Kernudian, Nabi Muhammad saw. diangkat naik setingkat lagi sampai ke ‘Arasy. Di ‘Arasy inilah Nabi Muhammad saw. menerima perintah shalat sebanyak 50 kali dalam sehari semalam. Namun, ketika Nabi akan kembali ke dunia, Nabi terlebih dahulu singgah sebentar di tempat Nabi Musa as. sebagaimana yang telah dipesannya. Nabi Musa mengusulkan kepada Nabi Muhammad agar meminta keringanan. 

Sebanyak 9 kali Nabi Muhammad naik-turun dari langit keenam (tempat Nabi Musa) ke Sidratul Muntaha, sujud di hadapan Ilahi memohon keringanan. Setiap kali Nabi kembali menemui-Nya, dan sujud di hadapan-Nya untuk memohon keringanan, dikurang-Nya lima kali dan akhirnya tersisa lima kali. Tetapi, nilai dari pahala shalat yang lima kali itu sebenarnya sama dengan yang 50 kali. 

Selesai melaksanakan Mi’raj, Muhammad kembali ke bumi dengan tangga Sulam Jannah. Buraq pun dilepaskan, lalu dia kembali dari Baitul Maqdis ke Mekah naik hewan bersayap itu. 

Perjalanan Mi’raj dengan segala yang dilihat Nabi di dalamnya adalah kebenaran yang membawa pelajaran yang sangat berharga, dan itu bukan mimpi yang tidak memiliki arti apa-apa. Inilah salah satu cara yang berasal dari Allah swt. untuk menyatakan kebesaran diri-Nya dan memperlihatkan kekuasaan-Nya kepada hamba-Nya yang terpilih.

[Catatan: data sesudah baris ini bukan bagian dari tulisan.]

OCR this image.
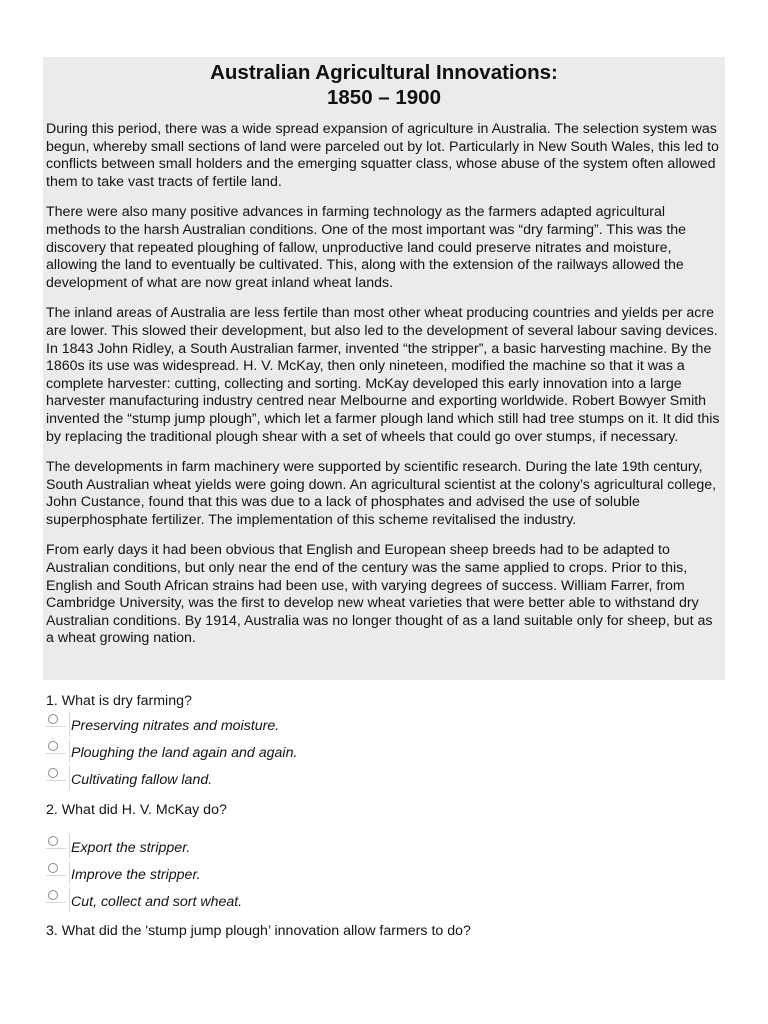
Australian Agricultural Innovations:
1850 – 1900

During this period, there was a wide spread expansion of agriculture in Australia. The selection system was begun, whereby small sections of land were parceled out by lot. Particularly in New South Wales, this led to conflicts between small holders and the emerging squatter class, whose abuse of the system often allowed them to take vast tracts of fertile land.

There were also many positive advances in farming technology as the farmers adapted agricultural methods to the harsh Australian conditions. One of the most important was “dry farming”. This was the discovery that repeated ploughing of fallow, unproductive land could preserve nitrates and moisture, allowing the land to eventually be cultivated. This, along with the extension of the railways allowed the development of what are now great inland wheat lands.

The inland areas of Australia are less fertile than most other wheat producing countries and yields per acre are lower. This slowed their development, but also led to the development of several labour saving devices. In 1843 John Ridley, a South Australian farmer, invented “the stripper”, a basic harvesting machine. By the 1860s its use was widespread. H. V. McKay, then only nineteen, modified the machine so that it was a complete harvester: cutting, collecting and sorting. McKay developed this early innovation into a large harvester manufacturing industry centred near Melbourne and exporting worldwide. Robert Bowyer Smith invented the “stump jump plough”, which let a farmer plough land which still had tree stumps on it. It did this by replacing the traditional plough shear with a set of wheels that could go over stumps, if necessary.

The developments in farm machinery were supported by scientific research. During the late 19th century, South Australian wheat yields were going down. An agricultural scientist at the colony’s agricultural college, John Custance, found that this was due to a lack of phosphates and advised the use of soluble superphosphate fertilizer. The implementation of this scheme revitalised the industry.

From early days it had been obvious that English and European sheep breeds had to be adapted to Australian conditions, but only near the end of the century was the same applied to crops. Prior to this, English and South African strains had been use, with varying degrees of success. William Farrer, from Cambridge University, was the first to develop new wheat varieties that were better able to withstand dry Australian conditions. By 1914, Australia was no longer thought of as a land suitable only for sheep, but as a wheat growing nation.

1. What is dry farming?
Preserving nitrates and moisture.
Ploughing the land again and again.
Cultivating fallow land.
2. What did H. V. McKay do?
Export the stripper.
Improve the stripper.
Cut, collect and sort wheat.
3. What did the 'stump jump plough’ innovation allow farmers to do?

Ketika itu, dapatlah hamba itu berhubungan dengan Penciptanya hingga teguh keyakinannya kepada-Nya dalam menjalankan kewajibannya yang suci menjadi utusan Allah. 

Keesokan harinya, datanglah Jibril kepada Nabi saw. mengajarkan cara melakukan shalat yang lima kali dalam sehari semalam, di mana sebelumnya Nabi saw. melakukan shalat dua rakaat pada waktu pagi dan dua rakaat pada waktu petang, sebagaimana ibadah Nahi Ibrahim as. di masa lalu. 

Berita tentang Isra’ Mi’raj Nabi Muhammad saw. telah menggemparkan masyarakat Mekah. Kebanyakan umat Islam pada waktu itu tetap mernpercayai Nabi. Mereka selalu yakin akan kebenaran setiap perkataan Nabi. Abu Bakar misalnya, ketika ditanya oleh orang-orang Quraisy, dengan tegas ia menjawab, “Kalau memang Muhammad berkata demikian, maka sesungguhnya dia berkata benar. Aku mempercayainya, bahkan saya membenarkan yang lebih dari itu.” 

Karena keyakinan Abu Bakar inilah, sejak saat itu ia diberi gelar Ash-Shiddiq. Artinya, orang yang membenarkan Nabi tanpa sedikit keraguan. Akan tetapi, di antara mereka ada yang mengingkari kerasulan serta kebenaran berita itu. Bahkan, ada beberapa orang yang baru masuk Islam, setelah mendengar cerita dari Nabi tentang Isra’ Mi’raj telah pulang pergi antara Mekah dan Baitul Maqdis dalam waktu kurang dari satu malam, mereka berbalik tidak mempercayai Nabi lagi.